# Translation using T5 model

In [1]:
!pip install transformers

Looking in indexes: https://pypi.org/simple, https://us-python.pkg.dev/colab-wheels/public/simple/


In [2]:
!pip install transformers[sentencepiece]

Looking in indexes: https://pypi.org/simple, https://us-python.pkg.dev/colab-wheels/public/simple/


In [10]:
import pandas as pd
import re
import string
import torch
from tqdm.notebook import tqdm
from sklearn.model_selection import train_test_split
from transformers import AutoTokenizer, AutoModelForSeq2SeqLM

## Load the data
### https://www.kaggle.com/datasets/dhruvildave/en-fr-translation-dataset

In [5]:
df = pd.read_csv('/content/sample_data/EN-FR.csv')
df

Unnamed: 0.1,Unnamed: 0,en,fr
0,0,Changing Lives | Changing Society | How It Wor...,Il a transformé notre vie | Il a transformé la...
1,1,Site map,Plan du site
2,2,Feedback,Rétroaction
3,3,Credits,Crédits
4,4,Français,English
...,...,...,...
99995,99995,"• Karen Bron, Acting Director, Innovations, An...","◦ Karen Bron, Directrice par intérim, Directio..."
99996,99996,[ Previous | Table of Contents | Next ],[ Page précédente | Table des matières | Page ...
99997,99997,◦ Implementation of section 41 of the Official...,◦ Mise en œuvre de l'article 41 de la Loi sur ...
99998,99998,To bring the communities together and make the...,Assurer un rapprochement des communautés et un...


## Data preprocessing

In [6]:
# converting every letter to lower case
df['en'] = df['en'].apply(lambda x: str(x).lower())
df['fr'] = df['fr'].apply(lambda x: str(x).lower())

In [7]:
# removing apostrophe from the sentences
df['en'] = df['en'].apply(lambda x: re.sub("'","",x))
df['fr'] = df['fr'].apply(lambda x: re.sub("'","",x))

In [8]:
exclude = set(string.punctuation)
# removing all the punctuations
df['en'] = df['en'].apply(lambda x: ''.join(ch for ch in x if ch not in exclude))
df['fr'] = df['fr'].apply(lambda x: ''.join(ch for ch in x if ch not in exclude))

In [9]:
# removing digits from the sentences
digit = str.maketrans('','',string.digits)
df['en'] = df['en'].apply(lambda x: x.translate(digit))
df['fr'] = df['fr'].apply(lambda x: x.translate(digit))
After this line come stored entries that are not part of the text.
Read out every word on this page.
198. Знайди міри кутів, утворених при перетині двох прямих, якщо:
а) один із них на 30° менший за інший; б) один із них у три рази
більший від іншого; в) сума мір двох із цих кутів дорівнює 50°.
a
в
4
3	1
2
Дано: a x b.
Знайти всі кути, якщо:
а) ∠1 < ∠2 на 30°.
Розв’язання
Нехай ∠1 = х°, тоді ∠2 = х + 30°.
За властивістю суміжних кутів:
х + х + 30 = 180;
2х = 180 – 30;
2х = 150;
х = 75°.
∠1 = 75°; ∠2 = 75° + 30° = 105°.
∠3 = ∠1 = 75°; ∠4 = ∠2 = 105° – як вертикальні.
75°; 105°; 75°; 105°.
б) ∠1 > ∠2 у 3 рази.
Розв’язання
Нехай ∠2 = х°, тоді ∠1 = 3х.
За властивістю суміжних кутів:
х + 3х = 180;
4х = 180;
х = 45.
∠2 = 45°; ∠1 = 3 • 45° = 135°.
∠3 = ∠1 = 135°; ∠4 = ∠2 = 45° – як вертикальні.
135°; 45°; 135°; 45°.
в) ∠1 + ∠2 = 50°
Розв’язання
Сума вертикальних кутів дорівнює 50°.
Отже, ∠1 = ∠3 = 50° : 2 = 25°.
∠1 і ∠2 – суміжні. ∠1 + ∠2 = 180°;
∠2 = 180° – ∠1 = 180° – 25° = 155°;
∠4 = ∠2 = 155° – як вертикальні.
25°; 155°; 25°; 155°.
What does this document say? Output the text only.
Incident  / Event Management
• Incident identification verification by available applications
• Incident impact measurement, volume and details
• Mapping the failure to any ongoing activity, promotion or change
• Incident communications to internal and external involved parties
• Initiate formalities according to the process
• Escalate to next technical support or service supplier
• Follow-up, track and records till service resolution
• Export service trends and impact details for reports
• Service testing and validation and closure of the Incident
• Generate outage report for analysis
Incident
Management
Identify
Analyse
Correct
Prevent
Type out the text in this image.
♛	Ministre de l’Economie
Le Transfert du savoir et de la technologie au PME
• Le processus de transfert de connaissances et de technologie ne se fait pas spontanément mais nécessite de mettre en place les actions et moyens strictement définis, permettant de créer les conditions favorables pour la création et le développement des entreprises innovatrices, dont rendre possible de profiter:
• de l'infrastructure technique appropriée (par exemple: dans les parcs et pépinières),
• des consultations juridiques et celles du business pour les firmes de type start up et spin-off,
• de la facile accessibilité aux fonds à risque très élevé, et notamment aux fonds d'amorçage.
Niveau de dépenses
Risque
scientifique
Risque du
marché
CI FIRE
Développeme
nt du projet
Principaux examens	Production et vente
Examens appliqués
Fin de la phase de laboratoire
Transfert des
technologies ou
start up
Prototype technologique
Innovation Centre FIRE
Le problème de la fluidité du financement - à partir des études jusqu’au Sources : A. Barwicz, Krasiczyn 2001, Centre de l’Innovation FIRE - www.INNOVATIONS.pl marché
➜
## using pretrained model and finetuning it on our dataset

In [11]:
tokenizer = AutoTokenizer.from_pretrained("Helsinki-NLP/opus-mt-en-fr")
model = AutoModelForSeq2SeqLM.from_pretrained("Helsinki-NLP/opus-mt-en-fr").to('cuda')

Downloading (…)okenizer_config.json:   0%|          | 0.00/42.0 [00:00<?, ?B/s]

Downloading (…)lve/main/config.json:   0%|          | 0.00/1.42k [00:00<?, ?B/s]

Downloading (…)olve/main/source.spm:   0%|          | 0.00/778k [00:00<?, ?B/s]

Downloading (…)olve/main/target.spm:   0%|          | 0.00/802k [00:00<?, ?B/s]

Downloading (…)olve/main/vocab.json:   0%|          | 0.00/1.34M [00:00<?, ?B/s]



Downloading pytorch_model.bin:   0%|          | 0.00/301M [00:00<?, ?B/s]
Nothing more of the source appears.